1. Real estate data-related workflows
CRE teams work with complex datasets covering every aspect of building management, from energy consumption and employee satisfaction to payments, space utilization, indoor environmental data and more. However, such real estate data has historically been fragmented or inconsistent, impacting the depth and accuracy of portfolio-level insights. Occupiers are now looking at the groundbreaking capabilities of AI to tackle these challenges, exploring use cases for standardizing data and detecting anomalies, integrating different data sources, and automating data reports and presentations to enable a deeper, more holistic understanding of CRE operations. These initiatives may not generate immediate cost savings, but they create the data infrastructure necessary for all subsequent AI applications.
2. Portfolio optimization
Amid ongoing market challenges, CRE portfolios are challenged to be agile, fluid and liquid as a key component in reducing operational costs, making portfolio optimization the most important baseline expectation for business leaders over the next three years. Space planning and location strategy are shifting from a once-a-decade ordeal to a quarterly requirement – and for very large occupiers, a continuous assessment to right-size their footprint and manage costs. The breadth of data involved in these processes means that AI can bring significant efficiencies, and many CRE leaders are piloting its use in portfolio analysis, optimization strategy and capital planning.
Leapfrogging isn’t a given – existing tech maturity gaps widen with AI
The promise of technological leapfrogging—where organizations skip intermediate steps to adopt cutting-edge solutions—has long captivated business leaders facing technology gaps. In theory, AI offers the ultimate leapfrogging opportunity: companies with outdated systems could bypass incremental upgrades and jump directly to AI-powered solutions.
However, our research exposes a sobering reality. Rather than leveling the playing field, AI adoption is widening the gap between technology leaders and laggards, with companies that already run successful technology programs pulling further ahead in AI outcomes.
This divergence occurs amid resource constraints. 65% of organizations report experiencing CRE tech budget pressures over the past two years, forcing difficult prioritization decisions precisely when AI investment demands are high.
These budget pressures, compounded with operational challenges, have impacted decision-making. More than half of companies report longer tech procurement decision-making periods compared to pre-COVID timelines. This leads to a paradox where organizations need to move quickly on AI initiatives while internal processes have become more cautious.
Two factors are driving this slower pace: persistent talent gaps that limit organizations' ability to evaluate and implement new technologies and increasingly stringent ROI expectations that require more extensive business case development before approval.
Nonetheless, facing similar pressures, organizations with successful technology programs achieve considerably more with their AI efforts. These companies have the foundational capabilities—mature data infrastructure, established change management processes, experienced teams—that AI success requires.

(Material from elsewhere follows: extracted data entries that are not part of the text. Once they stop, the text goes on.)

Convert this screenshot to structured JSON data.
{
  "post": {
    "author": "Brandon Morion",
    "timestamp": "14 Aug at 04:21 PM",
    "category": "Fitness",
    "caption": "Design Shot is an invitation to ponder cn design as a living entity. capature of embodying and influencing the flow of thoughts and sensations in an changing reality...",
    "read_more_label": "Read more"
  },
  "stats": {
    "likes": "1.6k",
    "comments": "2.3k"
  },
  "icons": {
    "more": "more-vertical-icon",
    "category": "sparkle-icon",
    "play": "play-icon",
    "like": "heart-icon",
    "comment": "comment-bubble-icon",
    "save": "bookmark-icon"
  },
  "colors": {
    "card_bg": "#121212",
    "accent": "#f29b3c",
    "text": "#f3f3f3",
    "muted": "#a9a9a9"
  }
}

Conversely, over 60% of companies must address fundamental technology issues, such as duplicated functionality or dormant systems, before fully leveraging AI capabilities. They face a double burden: catching up on the fundamentals while competing in AI innovation.

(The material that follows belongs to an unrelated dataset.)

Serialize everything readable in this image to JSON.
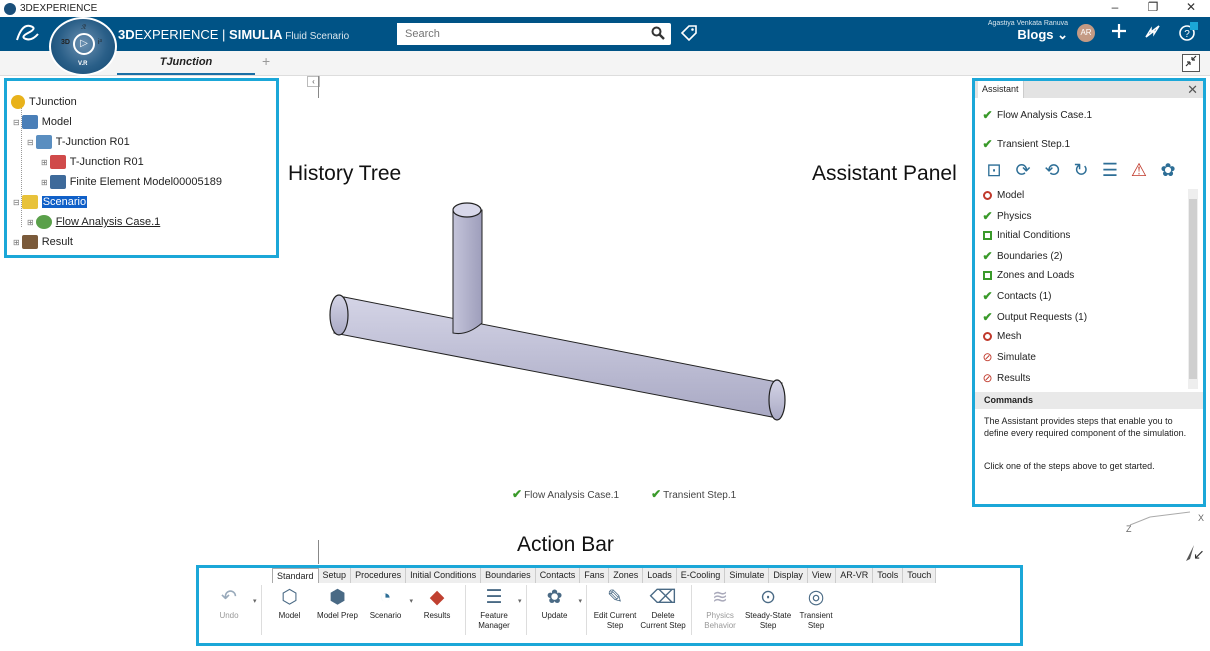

This robust systematic approach is the key to implementing AI successfully. To establish this foundation, our research highlights four priorities for occupiers to act on:
1. Ground expectations for AI with a multi-phase plan
The most effective AI programs balance quick wins that build confidence and momentum against longer-term foundational systems that require more effort and testing but ultimately drive greater business value. For example, an occupier might implement AI tools for optimizing energy consumption – which is straightforward to assess – alongside solutions to achieve more complex outcomes such as increasing portfolio agility amid market challenges.
2. Invest in AI talent and resources, internally and externally
Despite facing similar budget pressures, leading companies are better resourced in terms of AI skills and capabilities - and the greater the priority on nurturing innovation, the greater the return. Currently, only 33% of the workforce feel adequately trained on AI. Regarding sourcing AI capabilities, 70% of occupiers use multiple sourcing strategies: internal GenAI training, custom tool development, hiring AI talent and external partnerships with tech companies and service firms.
3. Strengthen data and cybersecurity systems
AI innovation must be supported by robust digital infrastructure that protects data and corporate systems. Retiring or upgrading legacy tech systems in CRE is an imminent challenge for CRE leaders to undertake without disrupting business functions or losing data. Such legacy systems represent key barriers to AI adoption, with 81% of companies reporting at least three existing systems that aren’t generating the expected results and 88% allocating budget to upgrade legacy technologies.
4. Align AI rollouts with corporate decision-making cycles
Technology adoption requires multi-level stakeholder buy-in and change management. Our survey respondents highlighted that the best time to adopt or change a technology system would be during other major changes to the business, such as an IT system overhaul, leadership restructuring, response to new regulatory requirements and/or during capital planning cycles. CRE professionals who align AI rollouts with planned organizational changes are best placed to secure resources and engage the workforce.
The bigger strategic challenge lies ahead. Occupiers must act now.
Some take comfort in seeing AI pilots fail, dismissing meaningful actions by claiming the technology isn't mature enough. But there's no going back—AI transformation will only deepen from here.